Student Issue Tracker
Best Project Award for CPSC 344 Human-Computer Interaction Course - Fall 2013
(Among 100+ students and awarded by Judges from Industry)
A web-based issue tracking system to improve communication between course staff to help struggling students in large courses.
Skills and Tools
Semi-Structured Interviews (for 3 Professors)
Questionnaires (for 11 Teaching Assistants)
Cognitive Walkthroughs
Balsamiq
HTML/CSS
Stakeholders
Professors and Teaching Assistants of UBC CPSC 110 Computation, Programs, and Programming Course
My Role
User Researcher
UX Designer
Usability Tester
Project Manager
Team
6 people
Project Duration
3 months
Usability Testing
10-minute cognitive walkthrough with 7 tasks
5-minute semi-structured interview
28 participants from multiple user groups with 7 tasks
7 experienced TAs and 3 professors
6 inexperienced TAs
8 users with intermediate computer skills
4 users with novice computer skills
We performed some analysis on the current system being utilized, and identified the Pros and Cons below:
Fallbacks:
1. No history recorded
2. Limited amount of space for comments
3. Instructors cannot communicate with TAs, only the other way around
Positive Features:
1. Positive transfer effects (similar to Excel)
2. Integrated with UBC Connect
3. Easy mass emailing of struggling students
The Challenge
Keeping track of individual student progress was not supported by any course management system (UBC Connect, Piazza, etc.).
UBC CPSC 110 course had 3 Professors, 50 Teaching Assistants, and around 1000 students. This is the Introductory course to Computer Science at UBC, and thus is especially important for the Teaching Staff to ensure students are on track and succeed in the course in order to continue their path to obtaining their Computer Science degree.
User Research
We conducted 3 Semi-Structured Interviews with the 3 CPSC 110 Professors to gather their current pain points, challenges, and features they liked about their current UBC Connect system.

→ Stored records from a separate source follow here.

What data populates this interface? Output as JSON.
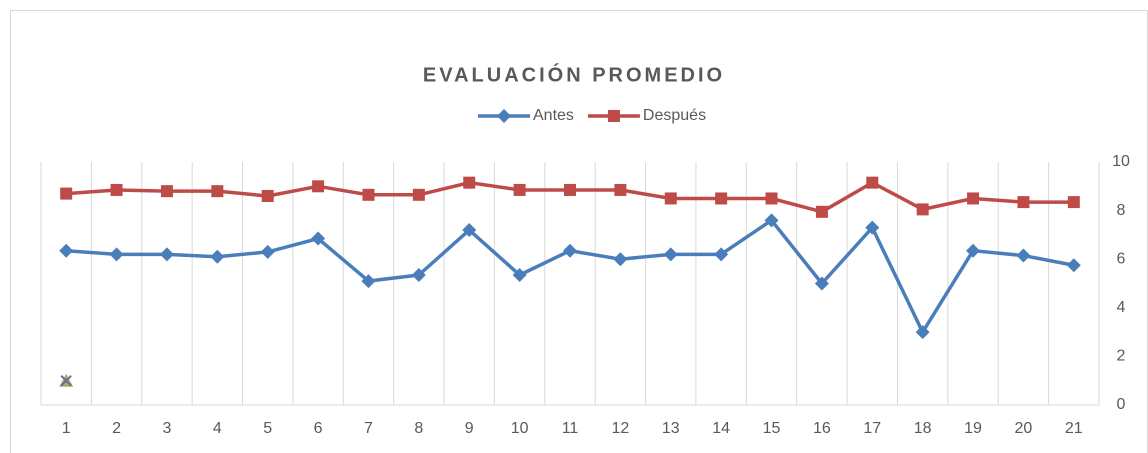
{
  "chart_data": {
    "type": "line",
    "title": "EVALUACIÓN PROMEDIO",
    "categories": [
      "1",
      "2",
      "3",
      "4",
      "5",
      "6",
      "7",
      "8",
      "9",
      "10",
      "11",
      "12",
      "13",
      "14",
      "15",
      "16",
      "17",
      "18",
      "19",
      "20",
      "21"
    ],
    "series": [
      {
        "name": "Antes",
        "color": "#4a7ebb",
        "marker": "diamond",
        "values": [
          6.35,
          6.2,
          6.2,
          6.1,
          6.3,
          6.85,
          5.1,
          5.35,
          7.2,
          5.35,
          6.35,
          6.0,
          6.2,
          6.2,
          7.6,
          5.0,
          7.3,
          3.0,
          6.35,
          6.15,
          5.75
        ]
      },
      {
        "name": "Después",
        "color": "#be4b48",
        "marker": "square",
        "values": [
          8.7,
          8.85,
          8.8,
          8.8,
          8.6,
          9.0,
          8.65,
          8.65,
          9.15,
          8.85,
          8.85,
          8.85,
          8.5,
          8.5,
          8.5,
          7.95,
          9.15,
          8.05,
          8.5,
          8.35,
          8.35
        ]
      },
      {
        "color": "#98b954",
        "marker": "triangle",
        "values": [
          1,
          null,
          null,
          null,
          null,
          null,
          null,
          null,
          null,
          null,
          null,
          null,
          null,
          null,
          null,
          null,
          null,
          null,
          null,
          null,
          null
        ]
      },
      {
        "color": "#7d60a0",
        "marker": "x",
        "values": [
          1,
          null,
          null,
          null,
          null,
          null,
          null,
          null,
          null,
          null,
          null,
          null,
          null,
          null,
          null,
          null,
          null,
          null,
          null,
          null,
          null
        ]
      }
    ],
    "ylim": [
      0,
      10
    ],
    "yticks": [
      0,
      2,
      4,
      6,
      8,
      10
    ],
    "y_axis_side": "right",
    "legend": "top"
  }
}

To gather more feedback from Teaching Assistants (TAs), we sent out Questionnaire and received feedback from 11 TAs, current CPSC 110 Course TAs and other CPSC Course TAs.
Low-fidelity Mock-Ups
Based on questionnaire and interview results, we decided on some key requirements of our system and built our low fidelity prototype using Balsamiq.

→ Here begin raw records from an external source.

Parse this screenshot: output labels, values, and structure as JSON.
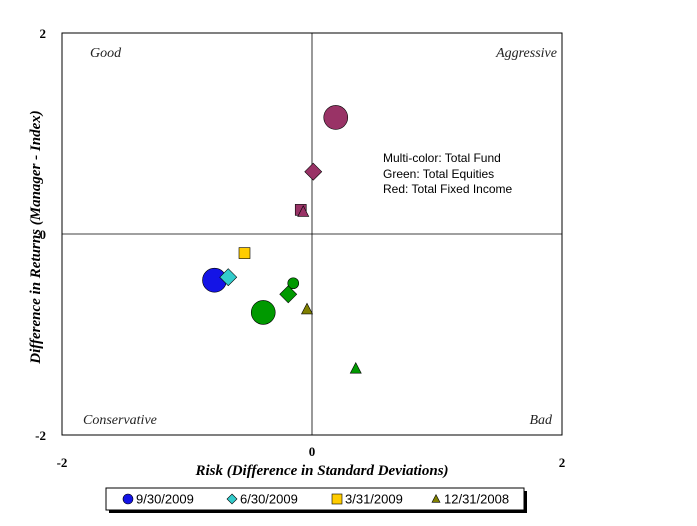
{
  "chart_data": {
    "type": "scatter",
    "xlabel": "Risk (Difference in Standard Deviations)",
    "ylabel": "Difference in Returns (Manager - Index)",
    "xlim": [
      -2,
      2
    ],
    "ylim": [
      -2,
      2
    ],
    "x_ticks": [
      "-2",
      "0",
      "2"
    ],
    "y_ticks": [
      "2",
      "0",
      "-2"
    ],
    "quadrant_labels": {
      "top_left": "Good",
      "top_right": "Aggressive",
      "bottom_left": "Conservative",
      "bottom_right": "Bad"
    },
    "annotations": [
      "Multi-color: Total Fund",
      "Green: Total Equities",
      "Red: Total Fixed Income"
    ],
    "legend_placement": "bottom",
    "grid": false,
    "series": [
      {
        "name": "9/30/2009",
        "marker": "circle"
      },
      {
        "name": "6/30/2009",
        "marker": "diamond"
      },
      {
        "name": "3/31/2009",
        "marker": "square"
      },
      {
        "name": "12/31/2008",
        "marker": "triangle"
      }
    ],
    "points": [
      {
        "group": "Total Fund",
        "series": "9/30/2009",
        "x": -0.78,
        "y": -0.46,
        "color": "#1414e6",
        "size": "large"
      },
      {
        "group": "Total Fund",
        "series": "6/30/2009",
        "x": -0.67,
        "y": -0.43,
        "color": "#33cccc",
        "size": "medium"
      },
      {
        "group": "Total Fund",
        "series": "3/31/2009",
        "x": -0.54,
        "y": -0.19,
        "color": "#ffcc00",
        "size": "small"
      },
      {
        "group": "Total Fund",
        "series": "12/31/2008",
        "x": -0.04,
        "y": -0.75,
        "color": "#808000",
        "size": "small"
      },
      {
        "group": "Total Equities",
        "series": "9/30/2009",
        "x": -0.39,
        "y": -0.78,
        "color": "#009900",
        "size": "large"
      },
      {
        "group": "Total Equities",
        "series": "9/30/2009",
        "x": -0.15,
        "y": -0.49,
        "color": "#009900",
        "size": "small"
      },
      {
        "group": "Total Equities",
        "series": "6/30/2009",
        "x": -0.19,
        "y": -0.6,
        "color": "#009900",
        "size": "medium"
      },
      {
        "group": "Total Equities",
        "series": "12/31/2008",
        "x": 0.35,
        "y": -1.34,
        "color": "#009900",
        "size": "small"
      },
      {
        "group": "Total Fixed Income",
        "series": "9/30/2009",
        "x": 0.19,
        "y": 1.16,
        "color": "#993366",
        "size": "large"
      },
      {
        "group": "Total Fixed Income",
        "series": "6/30/2009",
        "x": 0.01,
        "y": 0.62,
        "color": "#993366",
        "size": "medium"
      },
      {
        "group": "Total Fixed Income",
        "series": "3/31/2009",
        "x": -0.09,
        "y": 0.24,
        "color": "#993366",
        "size": "small"
      },
      {
        "group": "Total Fixed Income",
        "series": "12/31/2008",
        "x": -0.07,
        "y": 0.22,
        "color": "#993366",
        "size": "small"
      }
    ],
    "legend_colors": {
      "9/30/2009": "#1414e6",
      "6/30/2009": "#33cccc",
      "3/31/2009": "#ffcc00",
      "12/31/2008": "#808000"
    }
  }
}
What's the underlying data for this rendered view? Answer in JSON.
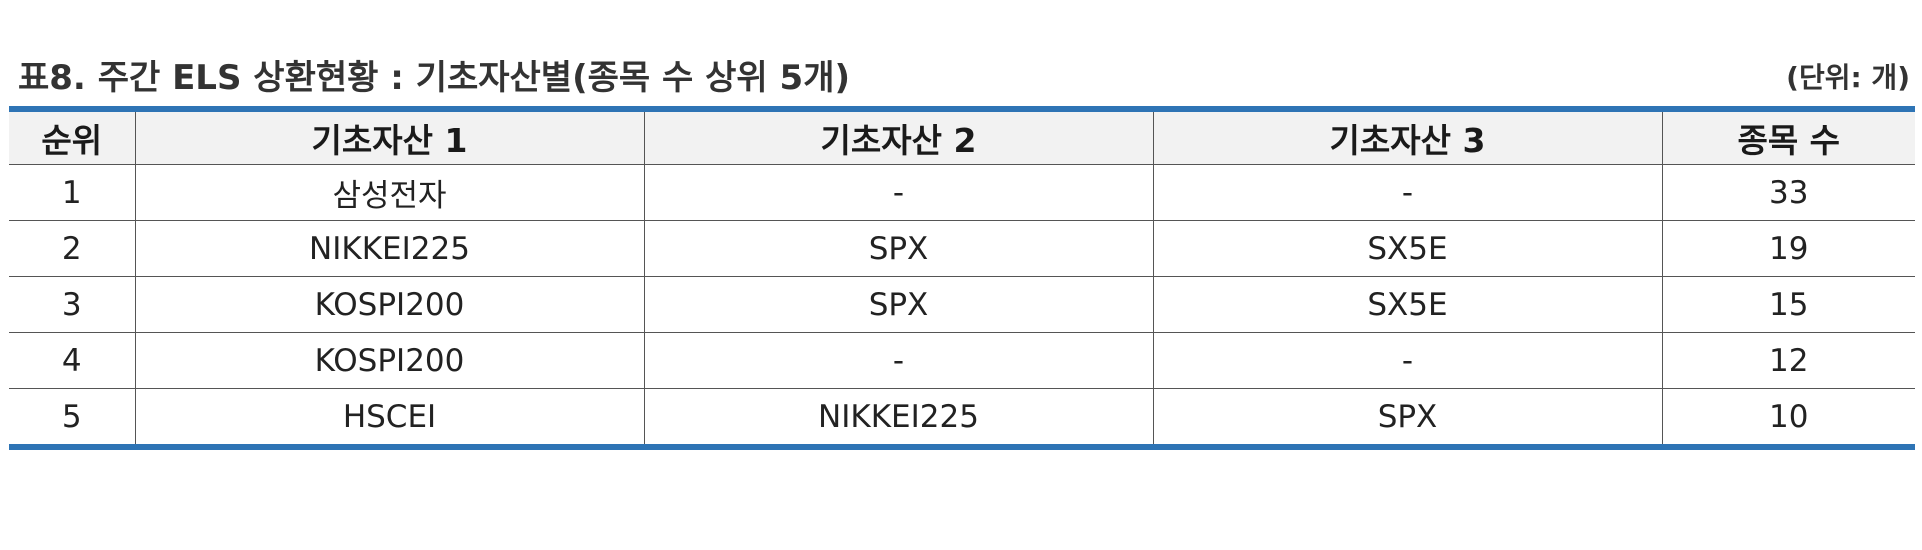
{
  "header": {
    "title": "표8. 주간 ELS 상환현황 : 기초자산별(종목 수 상위 5개)",
    "unit": "(단위: 개)"
  },
  "table": {
    "columns": [
      "순위",
      "기초자산 1",
      "기초자산 2",
      "기초자산 3",
      "종목 수"
    ],
    "rows": [
      [
        "1",
        "삼성전자",
        "-",
        "-",
        "33"
      ],
      [
        "2",
        "NIKKEI225",
        "SPX",
        "SX5E",
        "19"
      ],
      [
        "3",
        "KOSPI200",
        "SPX",
        "SX5E",
        "15"
      ],
      [
        "4",
        "KOSPI200",
        "-",
        "-",
        "12"
      ],
      [
        "5",
        "HSCEI",
        "NIKKEI225",
        "SPX",
        "10"
      ]
    ]
  },
  "colors": {
    "accent_border": "#2e74b5",
    "header_bg": "#f2f2f2"
  }
}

We then performed Cognitive Walkthrough with 4 Teaching Assistants to ensure we understood what functionality they are looking for in this type of system, and to point out any problems with our preliminary interface.
High-Fidelity Prototype
After gathering the feedback from our Cognitive Walkthrough, we designed and implemented our High-Fidelity Prototype and a more detailed evaluation goal focusing on our system.
Usability Testing
Our evaluation goal was to assess if flagging students, commenting functionality, and issue history provide better support for identifying and tracking struggling students.

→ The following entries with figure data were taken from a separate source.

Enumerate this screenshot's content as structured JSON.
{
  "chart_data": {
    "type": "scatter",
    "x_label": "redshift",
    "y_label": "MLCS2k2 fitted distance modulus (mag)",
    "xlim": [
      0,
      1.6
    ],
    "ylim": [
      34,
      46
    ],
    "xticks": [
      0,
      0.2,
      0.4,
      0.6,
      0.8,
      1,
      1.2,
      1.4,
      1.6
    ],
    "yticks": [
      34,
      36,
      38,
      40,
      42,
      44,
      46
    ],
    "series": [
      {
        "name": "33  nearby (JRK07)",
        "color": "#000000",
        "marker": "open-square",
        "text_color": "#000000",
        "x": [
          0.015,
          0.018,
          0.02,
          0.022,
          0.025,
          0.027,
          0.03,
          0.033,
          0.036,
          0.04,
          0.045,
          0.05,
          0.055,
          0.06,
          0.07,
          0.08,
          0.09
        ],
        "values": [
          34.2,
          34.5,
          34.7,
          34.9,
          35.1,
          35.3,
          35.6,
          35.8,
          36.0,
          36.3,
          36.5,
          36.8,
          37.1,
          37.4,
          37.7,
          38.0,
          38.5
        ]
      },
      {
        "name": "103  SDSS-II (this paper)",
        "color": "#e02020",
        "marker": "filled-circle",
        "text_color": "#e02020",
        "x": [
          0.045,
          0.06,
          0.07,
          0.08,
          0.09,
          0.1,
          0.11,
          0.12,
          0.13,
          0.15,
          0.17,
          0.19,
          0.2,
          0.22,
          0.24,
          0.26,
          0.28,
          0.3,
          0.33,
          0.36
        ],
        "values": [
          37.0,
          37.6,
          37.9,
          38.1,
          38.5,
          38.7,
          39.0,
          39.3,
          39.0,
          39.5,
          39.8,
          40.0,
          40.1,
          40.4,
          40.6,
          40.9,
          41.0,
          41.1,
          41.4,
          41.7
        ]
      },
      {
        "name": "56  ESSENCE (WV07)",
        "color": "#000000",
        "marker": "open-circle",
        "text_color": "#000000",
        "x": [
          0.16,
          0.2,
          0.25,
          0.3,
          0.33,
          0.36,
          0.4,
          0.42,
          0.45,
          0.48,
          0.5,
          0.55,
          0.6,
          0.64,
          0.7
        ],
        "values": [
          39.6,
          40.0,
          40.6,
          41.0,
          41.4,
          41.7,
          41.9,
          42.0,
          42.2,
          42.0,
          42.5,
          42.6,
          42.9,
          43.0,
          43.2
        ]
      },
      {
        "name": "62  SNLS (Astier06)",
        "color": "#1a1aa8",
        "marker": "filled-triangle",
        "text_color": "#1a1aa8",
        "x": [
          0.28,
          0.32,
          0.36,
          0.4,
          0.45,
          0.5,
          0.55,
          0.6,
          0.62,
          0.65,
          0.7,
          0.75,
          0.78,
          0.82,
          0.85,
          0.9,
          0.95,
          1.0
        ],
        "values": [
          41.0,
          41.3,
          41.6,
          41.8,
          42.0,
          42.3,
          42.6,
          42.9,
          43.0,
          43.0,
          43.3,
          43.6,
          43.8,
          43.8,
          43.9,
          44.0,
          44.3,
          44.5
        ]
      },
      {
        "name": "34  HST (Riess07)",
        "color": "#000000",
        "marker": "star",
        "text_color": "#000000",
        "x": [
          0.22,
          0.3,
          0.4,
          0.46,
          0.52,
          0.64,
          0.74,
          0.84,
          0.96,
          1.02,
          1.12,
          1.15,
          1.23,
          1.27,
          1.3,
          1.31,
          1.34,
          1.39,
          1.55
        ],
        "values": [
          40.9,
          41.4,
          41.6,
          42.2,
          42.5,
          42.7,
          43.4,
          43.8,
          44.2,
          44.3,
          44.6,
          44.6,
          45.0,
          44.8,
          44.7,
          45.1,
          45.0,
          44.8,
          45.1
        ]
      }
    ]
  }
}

10 minute cognitive walkthrough with 7 tasks
5 minute semi-structured interview
28 participants from multiple user groups
7 experienced TAs and 3 professors
6 inexperienced TAs
8 users with intermediate computer skills
4 users with novice computer skills
It was valuable to us to conduct Usability Testing from users with novice computer skills, to ensure our design was intuitive and had flat learning curve.
Usability Testing Results
The Usability Testing results of this prototype were positive. We validated the ease of use of the system by measuring the percentage of users that could successfully complete each task.
We have sorted each task in the application by importance with a scale from 1 to 7, and they are in increasing in order of importance to our evaluation goals. The overall average of task completion was quite high. Although there could be some improvement with the first tasks that we asked of our users, the most important tasks such as reporting an issue and investigating issue history had completion rates of 85% and 78% from all our users. After multiple iterations of evaluation, it was rewarding to see that the users responded well to our interface.
Future Work
For future work, we would like to test another iteration of our prototype with larger amounts of student data, implement mass-emailing function - as requested by professors, and also investigate the feasibility of integrating our system to UBC Connect system.